Late submissions: We allow for the total of 4 late days. You can use these late days for any assignments except for the final project submission. Each late day allows you to submit an assignment up to 24 hours after the deadline without penalty. Once you have used all 4 late days, grade for any further late submission will be reduced by 50%. Assignments in this class are very dependent on each other, so this policy is here to encourage you to submit on time.
Collaboration: You are welcome (encouraged, even) to discuss projects and assignments among yourselves and to help one another track down problems. But when it comes to the design and implementation, your code needs to be your own work. In particular, it's certainly never OK to copy parts of one person's writeup, code, or results into another's, even if the general solution was worked out together.
AI use and open source renderers: Various LLM chatbots and co-pilots can be useful tools for coding and learning, can help you figure out how to get around a new codebase faster or debug tricky issues. Thus, we do not prohibit the use of AI in this class. We, however, require you to disclose any use of AI tools in your assignment and project reports and mention which tools you used for what purpose.
There are multiple open source renderers that you may find online. You are welcome to study them to understand how certain algorithms are implemented, but you may not copy code from them into your assignments or projects. If you do refer to any open source renderer in your work, please cite it properly in your report.
Ultimately, it is very easy to decide when to use and when not to use AI or open source code. Here is a two step strategy:
1. Remember that you are taking the class to learn and improve your understanding of the subject.
2. Aks the question: Does using this tool or code help me learn and understand the subject better? If the answer is yes, go ahead and use it. If the answer is no, don't use it.
Regardless of which external resources or tools you used you are responsible for understanding everything you submit. Assignments and projects will be graded based on the understanding of the content.
Academic integrity: We assume the work you hand in is your own, and the results you hand in are generated by your program. You're welcome to read whatever you want to learn what you need to do the work, but we do expect you to build your own implementations of the methods we are studying. If you're ever in doubt, just include a citation in your code or report indicating where some idea came from, whether it be a classmate, a web site, another piece of software, or anything—this always maintains your honesty, whether the source was used in a good way or not. The principle is that an assignment is an academic document, like a journal article. When you turn it in, you are claiming that everything in it is your original idea (or is original to you and your partner, if you're handing in as a pair) unless you cite a source for it.

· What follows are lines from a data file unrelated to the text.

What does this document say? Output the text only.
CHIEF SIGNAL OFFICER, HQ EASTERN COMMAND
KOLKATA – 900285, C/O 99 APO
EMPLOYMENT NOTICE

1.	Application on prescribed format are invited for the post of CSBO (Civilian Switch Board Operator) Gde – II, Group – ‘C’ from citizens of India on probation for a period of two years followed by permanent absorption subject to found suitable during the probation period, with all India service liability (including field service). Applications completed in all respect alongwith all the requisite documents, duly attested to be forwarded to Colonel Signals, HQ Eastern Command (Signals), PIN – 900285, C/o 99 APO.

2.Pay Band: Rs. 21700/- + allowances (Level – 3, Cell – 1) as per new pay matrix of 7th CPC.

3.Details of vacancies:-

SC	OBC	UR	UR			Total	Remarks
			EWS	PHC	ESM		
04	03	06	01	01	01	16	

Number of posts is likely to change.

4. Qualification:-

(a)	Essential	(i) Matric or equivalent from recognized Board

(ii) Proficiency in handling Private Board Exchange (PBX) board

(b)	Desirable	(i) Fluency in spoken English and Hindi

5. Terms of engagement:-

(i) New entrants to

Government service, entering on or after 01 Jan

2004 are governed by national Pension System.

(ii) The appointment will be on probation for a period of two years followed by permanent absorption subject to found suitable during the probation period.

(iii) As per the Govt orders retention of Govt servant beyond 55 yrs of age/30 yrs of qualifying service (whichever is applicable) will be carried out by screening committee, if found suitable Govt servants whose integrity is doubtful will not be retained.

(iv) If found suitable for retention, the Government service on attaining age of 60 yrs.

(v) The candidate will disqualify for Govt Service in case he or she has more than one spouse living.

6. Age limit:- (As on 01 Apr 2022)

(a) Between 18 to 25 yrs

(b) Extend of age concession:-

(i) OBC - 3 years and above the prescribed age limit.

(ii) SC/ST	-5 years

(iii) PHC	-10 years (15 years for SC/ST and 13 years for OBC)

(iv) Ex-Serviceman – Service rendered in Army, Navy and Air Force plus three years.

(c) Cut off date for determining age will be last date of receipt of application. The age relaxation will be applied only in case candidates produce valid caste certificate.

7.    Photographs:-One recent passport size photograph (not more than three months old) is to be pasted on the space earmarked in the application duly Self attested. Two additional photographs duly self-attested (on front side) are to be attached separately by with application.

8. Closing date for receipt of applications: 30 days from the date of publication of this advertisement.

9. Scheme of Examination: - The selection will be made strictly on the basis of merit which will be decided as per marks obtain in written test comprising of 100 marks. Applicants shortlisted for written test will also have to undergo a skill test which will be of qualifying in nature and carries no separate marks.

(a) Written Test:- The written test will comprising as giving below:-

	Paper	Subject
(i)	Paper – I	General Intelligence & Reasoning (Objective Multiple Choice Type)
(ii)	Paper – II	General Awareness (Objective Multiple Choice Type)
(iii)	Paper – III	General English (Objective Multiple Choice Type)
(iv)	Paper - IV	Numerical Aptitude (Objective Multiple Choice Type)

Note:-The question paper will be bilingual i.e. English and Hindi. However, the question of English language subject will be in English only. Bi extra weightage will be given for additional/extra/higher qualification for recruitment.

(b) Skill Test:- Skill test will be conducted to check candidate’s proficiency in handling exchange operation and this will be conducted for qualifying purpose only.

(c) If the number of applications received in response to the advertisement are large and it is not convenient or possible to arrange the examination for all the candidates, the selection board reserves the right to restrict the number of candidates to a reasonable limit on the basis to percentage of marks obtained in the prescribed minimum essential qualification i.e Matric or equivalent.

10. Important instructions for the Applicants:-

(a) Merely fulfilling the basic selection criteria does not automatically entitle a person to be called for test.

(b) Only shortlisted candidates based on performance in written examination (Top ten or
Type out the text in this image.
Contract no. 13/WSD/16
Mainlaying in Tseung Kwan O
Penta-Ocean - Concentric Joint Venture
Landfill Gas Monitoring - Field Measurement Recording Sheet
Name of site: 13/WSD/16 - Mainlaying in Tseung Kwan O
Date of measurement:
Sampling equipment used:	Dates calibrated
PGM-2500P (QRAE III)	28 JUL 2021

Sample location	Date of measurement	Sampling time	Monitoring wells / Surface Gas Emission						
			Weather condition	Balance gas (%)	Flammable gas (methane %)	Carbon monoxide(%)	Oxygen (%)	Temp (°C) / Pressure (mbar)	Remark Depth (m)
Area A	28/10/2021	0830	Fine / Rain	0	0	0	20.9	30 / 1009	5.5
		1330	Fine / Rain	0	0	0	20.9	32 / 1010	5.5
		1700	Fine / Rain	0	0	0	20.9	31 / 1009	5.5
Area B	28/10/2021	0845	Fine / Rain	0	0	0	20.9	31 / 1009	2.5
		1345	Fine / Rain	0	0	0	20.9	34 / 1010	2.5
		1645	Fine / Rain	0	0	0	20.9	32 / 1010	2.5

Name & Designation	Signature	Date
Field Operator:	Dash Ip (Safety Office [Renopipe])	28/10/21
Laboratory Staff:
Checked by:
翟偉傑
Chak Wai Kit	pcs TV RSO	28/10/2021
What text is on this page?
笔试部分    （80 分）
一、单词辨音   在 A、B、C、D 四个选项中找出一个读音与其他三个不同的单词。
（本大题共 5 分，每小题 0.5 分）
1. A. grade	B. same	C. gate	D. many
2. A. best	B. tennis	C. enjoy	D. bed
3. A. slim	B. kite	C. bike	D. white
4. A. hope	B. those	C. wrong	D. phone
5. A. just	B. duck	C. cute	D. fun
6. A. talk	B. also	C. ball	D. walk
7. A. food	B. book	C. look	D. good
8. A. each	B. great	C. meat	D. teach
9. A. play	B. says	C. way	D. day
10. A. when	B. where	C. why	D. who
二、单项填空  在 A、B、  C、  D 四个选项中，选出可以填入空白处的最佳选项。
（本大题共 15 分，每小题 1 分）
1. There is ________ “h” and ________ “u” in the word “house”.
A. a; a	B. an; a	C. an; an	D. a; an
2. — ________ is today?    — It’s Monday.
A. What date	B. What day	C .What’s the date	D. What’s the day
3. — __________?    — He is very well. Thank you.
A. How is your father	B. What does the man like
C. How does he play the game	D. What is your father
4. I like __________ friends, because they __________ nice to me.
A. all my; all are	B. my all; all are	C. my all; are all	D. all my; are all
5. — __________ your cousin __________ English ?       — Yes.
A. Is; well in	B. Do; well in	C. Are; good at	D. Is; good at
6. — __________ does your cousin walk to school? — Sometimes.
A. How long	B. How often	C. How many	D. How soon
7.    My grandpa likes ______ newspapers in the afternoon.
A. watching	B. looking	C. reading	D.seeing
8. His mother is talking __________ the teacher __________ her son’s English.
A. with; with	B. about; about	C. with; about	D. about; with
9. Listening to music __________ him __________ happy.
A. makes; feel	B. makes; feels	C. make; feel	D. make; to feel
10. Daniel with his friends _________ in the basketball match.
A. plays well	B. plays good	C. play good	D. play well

School can be stressful, and your coursework and other factors can put you under a lot of pressure, but don't let that lure you into dishonesty. If you feel you can't complete the work on your own, come talk to the professor, or your academic advisor, and we can help you figure out what to do.
For more information see Cornell's Code of Academic Integrity.
Books
Physically Based Rendering: From Theory to Implementation (4th ed.)
This book is an encyclopedic source for detailed implementation about the theory and practice of rendering. Its contents are available free online.
Fundamentals of Computer Graphics (5th ed.)
This book is a good source for a lot of the basic computer graphics material, and goes at a bit gentler pace than the book above. Many of you may own a copy from CS4620. The Cornell library provides access to an electronic edition.